The Ourso College plans something like that for itself, bolstered by the recent donations. Not counting TOPS money, only 20 percent of its revenues now come from the state. Theoretically, a combination of private giving, tuition increases, and efficiency savings from being able to run its own affairs could bridge that gap, following the path of some other universities’ business schools, some of whom accomplished this years ago.
This college deserves applause for its efforts, but must remain aware of potential obstacles. A recent report delivered by an Oregon task force that surveys the future landscape of public university privatization there points out some problems, mainly over the questions of transfer of assets and how to deal with each school’s share of pension obligations. Like Louisiana, Oregon has a large unfunded accrued liability for its public employees, needing assessments from state agencies to eliminate, so removing the universities from this means passing on their shares that impose greater burdens on others.
A similar privatization drive for Louisiana universities would prove even more difficult, for two related reasons. The overbuilt, top-heavy Louisiana system has about 40 percent more faculty members teaching about 25 percent more students because twice as many proportionally attend a senior university as opposed to community colleges and technical schools than in Oregon.

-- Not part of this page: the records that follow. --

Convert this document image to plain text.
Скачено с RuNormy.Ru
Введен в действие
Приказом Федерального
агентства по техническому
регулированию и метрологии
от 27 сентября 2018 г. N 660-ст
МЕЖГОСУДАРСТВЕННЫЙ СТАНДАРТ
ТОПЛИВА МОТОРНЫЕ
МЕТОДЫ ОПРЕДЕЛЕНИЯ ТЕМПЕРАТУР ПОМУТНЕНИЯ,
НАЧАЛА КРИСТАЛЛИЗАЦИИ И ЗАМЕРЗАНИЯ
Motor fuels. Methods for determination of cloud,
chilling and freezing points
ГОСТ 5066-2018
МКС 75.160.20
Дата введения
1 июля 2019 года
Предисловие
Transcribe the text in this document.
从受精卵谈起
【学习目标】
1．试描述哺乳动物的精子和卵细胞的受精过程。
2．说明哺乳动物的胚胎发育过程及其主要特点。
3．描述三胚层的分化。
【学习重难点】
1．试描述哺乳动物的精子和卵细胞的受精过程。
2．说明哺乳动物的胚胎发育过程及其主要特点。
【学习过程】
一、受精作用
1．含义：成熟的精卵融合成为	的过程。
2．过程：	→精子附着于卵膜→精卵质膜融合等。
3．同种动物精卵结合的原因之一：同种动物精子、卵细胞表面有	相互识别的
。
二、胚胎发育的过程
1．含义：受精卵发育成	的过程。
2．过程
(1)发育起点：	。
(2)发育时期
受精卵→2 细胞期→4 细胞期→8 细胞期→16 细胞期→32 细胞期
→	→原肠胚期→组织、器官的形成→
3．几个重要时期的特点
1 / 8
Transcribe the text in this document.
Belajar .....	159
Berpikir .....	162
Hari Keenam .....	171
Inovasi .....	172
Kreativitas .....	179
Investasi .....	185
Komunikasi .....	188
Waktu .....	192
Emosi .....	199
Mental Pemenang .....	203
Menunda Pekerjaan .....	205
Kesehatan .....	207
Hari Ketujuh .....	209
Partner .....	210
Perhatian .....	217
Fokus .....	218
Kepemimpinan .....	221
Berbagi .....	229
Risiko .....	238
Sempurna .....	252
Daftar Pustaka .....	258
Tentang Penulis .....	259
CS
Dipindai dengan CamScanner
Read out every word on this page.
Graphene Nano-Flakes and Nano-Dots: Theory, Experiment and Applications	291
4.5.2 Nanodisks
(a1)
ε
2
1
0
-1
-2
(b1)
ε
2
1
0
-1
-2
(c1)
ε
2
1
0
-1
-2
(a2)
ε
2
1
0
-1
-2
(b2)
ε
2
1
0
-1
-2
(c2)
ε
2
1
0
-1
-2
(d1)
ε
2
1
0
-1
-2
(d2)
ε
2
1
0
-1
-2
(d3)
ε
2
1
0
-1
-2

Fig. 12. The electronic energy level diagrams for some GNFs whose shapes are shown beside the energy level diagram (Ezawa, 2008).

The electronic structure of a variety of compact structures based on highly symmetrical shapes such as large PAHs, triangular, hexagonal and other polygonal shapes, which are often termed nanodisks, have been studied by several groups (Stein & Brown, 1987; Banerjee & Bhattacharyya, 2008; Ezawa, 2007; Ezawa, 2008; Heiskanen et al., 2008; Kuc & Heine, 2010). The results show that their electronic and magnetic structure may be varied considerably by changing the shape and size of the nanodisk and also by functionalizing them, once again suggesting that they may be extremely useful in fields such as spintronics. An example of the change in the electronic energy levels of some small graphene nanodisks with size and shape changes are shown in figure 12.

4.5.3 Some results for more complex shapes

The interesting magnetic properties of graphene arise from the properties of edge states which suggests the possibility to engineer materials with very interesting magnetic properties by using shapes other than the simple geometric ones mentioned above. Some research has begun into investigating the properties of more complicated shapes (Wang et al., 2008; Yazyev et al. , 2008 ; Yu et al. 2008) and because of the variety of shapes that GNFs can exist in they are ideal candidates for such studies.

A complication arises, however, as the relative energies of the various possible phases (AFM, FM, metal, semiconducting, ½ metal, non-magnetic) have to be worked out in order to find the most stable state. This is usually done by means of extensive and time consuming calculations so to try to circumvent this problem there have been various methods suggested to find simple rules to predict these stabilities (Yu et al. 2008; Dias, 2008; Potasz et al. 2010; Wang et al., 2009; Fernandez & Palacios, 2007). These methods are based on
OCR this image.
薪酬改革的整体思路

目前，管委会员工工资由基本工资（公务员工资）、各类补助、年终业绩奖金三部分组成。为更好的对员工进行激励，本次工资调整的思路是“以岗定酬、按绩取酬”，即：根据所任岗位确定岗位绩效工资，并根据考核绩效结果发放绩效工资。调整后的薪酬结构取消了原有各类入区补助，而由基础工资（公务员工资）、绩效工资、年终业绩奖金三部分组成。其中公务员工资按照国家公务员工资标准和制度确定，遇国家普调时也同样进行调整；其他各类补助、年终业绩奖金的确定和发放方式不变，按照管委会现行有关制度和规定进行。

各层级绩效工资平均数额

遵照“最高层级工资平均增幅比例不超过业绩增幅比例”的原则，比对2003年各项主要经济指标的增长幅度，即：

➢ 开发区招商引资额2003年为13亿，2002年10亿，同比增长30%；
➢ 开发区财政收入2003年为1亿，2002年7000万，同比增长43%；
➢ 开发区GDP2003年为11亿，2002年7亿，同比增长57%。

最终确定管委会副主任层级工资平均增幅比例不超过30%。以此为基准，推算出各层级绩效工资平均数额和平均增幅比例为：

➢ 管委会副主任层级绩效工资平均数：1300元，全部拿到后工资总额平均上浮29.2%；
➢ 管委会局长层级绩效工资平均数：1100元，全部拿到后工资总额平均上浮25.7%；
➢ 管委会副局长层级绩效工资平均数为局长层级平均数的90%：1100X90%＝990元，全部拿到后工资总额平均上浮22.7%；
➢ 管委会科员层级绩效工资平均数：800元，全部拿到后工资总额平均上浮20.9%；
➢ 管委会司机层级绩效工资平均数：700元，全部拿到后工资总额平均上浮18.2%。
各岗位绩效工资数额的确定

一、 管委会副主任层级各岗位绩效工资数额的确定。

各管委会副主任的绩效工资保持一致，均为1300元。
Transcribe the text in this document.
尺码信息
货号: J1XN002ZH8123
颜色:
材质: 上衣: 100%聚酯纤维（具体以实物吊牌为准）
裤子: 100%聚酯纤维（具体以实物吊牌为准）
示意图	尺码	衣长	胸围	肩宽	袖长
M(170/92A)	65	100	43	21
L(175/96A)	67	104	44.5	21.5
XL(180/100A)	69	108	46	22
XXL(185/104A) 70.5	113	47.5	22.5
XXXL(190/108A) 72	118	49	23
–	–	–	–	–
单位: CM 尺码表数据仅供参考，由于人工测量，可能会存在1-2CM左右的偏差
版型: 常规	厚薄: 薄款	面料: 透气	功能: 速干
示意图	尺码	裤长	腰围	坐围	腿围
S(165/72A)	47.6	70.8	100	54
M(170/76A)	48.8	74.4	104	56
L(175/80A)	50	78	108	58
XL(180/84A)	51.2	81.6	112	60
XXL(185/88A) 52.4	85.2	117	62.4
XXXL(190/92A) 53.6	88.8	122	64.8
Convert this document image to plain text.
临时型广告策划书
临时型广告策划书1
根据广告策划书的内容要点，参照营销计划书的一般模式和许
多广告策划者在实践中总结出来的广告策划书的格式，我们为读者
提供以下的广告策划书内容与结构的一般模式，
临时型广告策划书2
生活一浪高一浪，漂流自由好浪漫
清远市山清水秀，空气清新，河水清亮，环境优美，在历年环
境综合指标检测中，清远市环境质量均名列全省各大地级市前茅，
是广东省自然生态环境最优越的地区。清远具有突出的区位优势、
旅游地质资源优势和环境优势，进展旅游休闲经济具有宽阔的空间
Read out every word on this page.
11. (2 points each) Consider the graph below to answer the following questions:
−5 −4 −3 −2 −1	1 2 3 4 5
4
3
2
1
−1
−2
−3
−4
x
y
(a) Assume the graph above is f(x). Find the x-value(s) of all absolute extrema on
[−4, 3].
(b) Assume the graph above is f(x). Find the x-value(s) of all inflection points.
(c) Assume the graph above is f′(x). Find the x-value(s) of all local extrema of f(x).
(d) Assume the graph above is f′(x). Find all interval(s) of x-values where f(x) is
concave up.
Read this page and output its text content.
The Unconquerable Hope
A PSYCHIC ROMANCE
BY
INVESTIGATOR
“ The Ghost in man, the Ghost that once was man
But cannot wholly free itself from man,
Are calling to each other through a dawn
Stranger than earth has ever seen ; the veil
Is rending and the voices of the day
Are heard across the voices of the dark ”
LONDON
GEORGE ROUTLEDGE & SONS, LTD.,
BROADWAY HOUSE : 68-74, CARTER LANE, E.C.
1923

In other words, Louisiana has much more inefficiency baked into higher-cost instruction through its duplicative 14 baccalaureate-and-above schools than does Oregon with its seven such schools (plus one branch campus) and dedicated health sciences university and its more robust community college system.
The political environment as well makes further privatization progress minimal, at least in the near term. Although Democrat Gov. John Bel Edwards had more moderate liberal views than his far-left Democrat Oregon counterpart Gov. Kate Brown, he shares her passion for growing government, so a deliberate paring of it he would resist. But even the replacement of Edwards with a conservative in two years’ time probably would not make a difference, because enough legislators likely would balk at spinning off universities since historically politicians have seen these as patronage sinks and baubles to impress voters with come election time.
So, as a result the strategy of privatizing units holds much more promise. Where possible, as pockets of universities achieve this, the savings will allow the schools to plow money into other priorities.
All it takes now is enlightened leadership both at the unit level where privatization may occur and at the top administrative level which would have to help facilitate such a transition. Whether Louisianans can expect education bureaucrats more versed in complaining about what they perceive as inadequate taxpayer support than in seizing the initiative to create efficiencies to take this course of action remains to be seen. But at least the Ourso College has stepped up to show the way.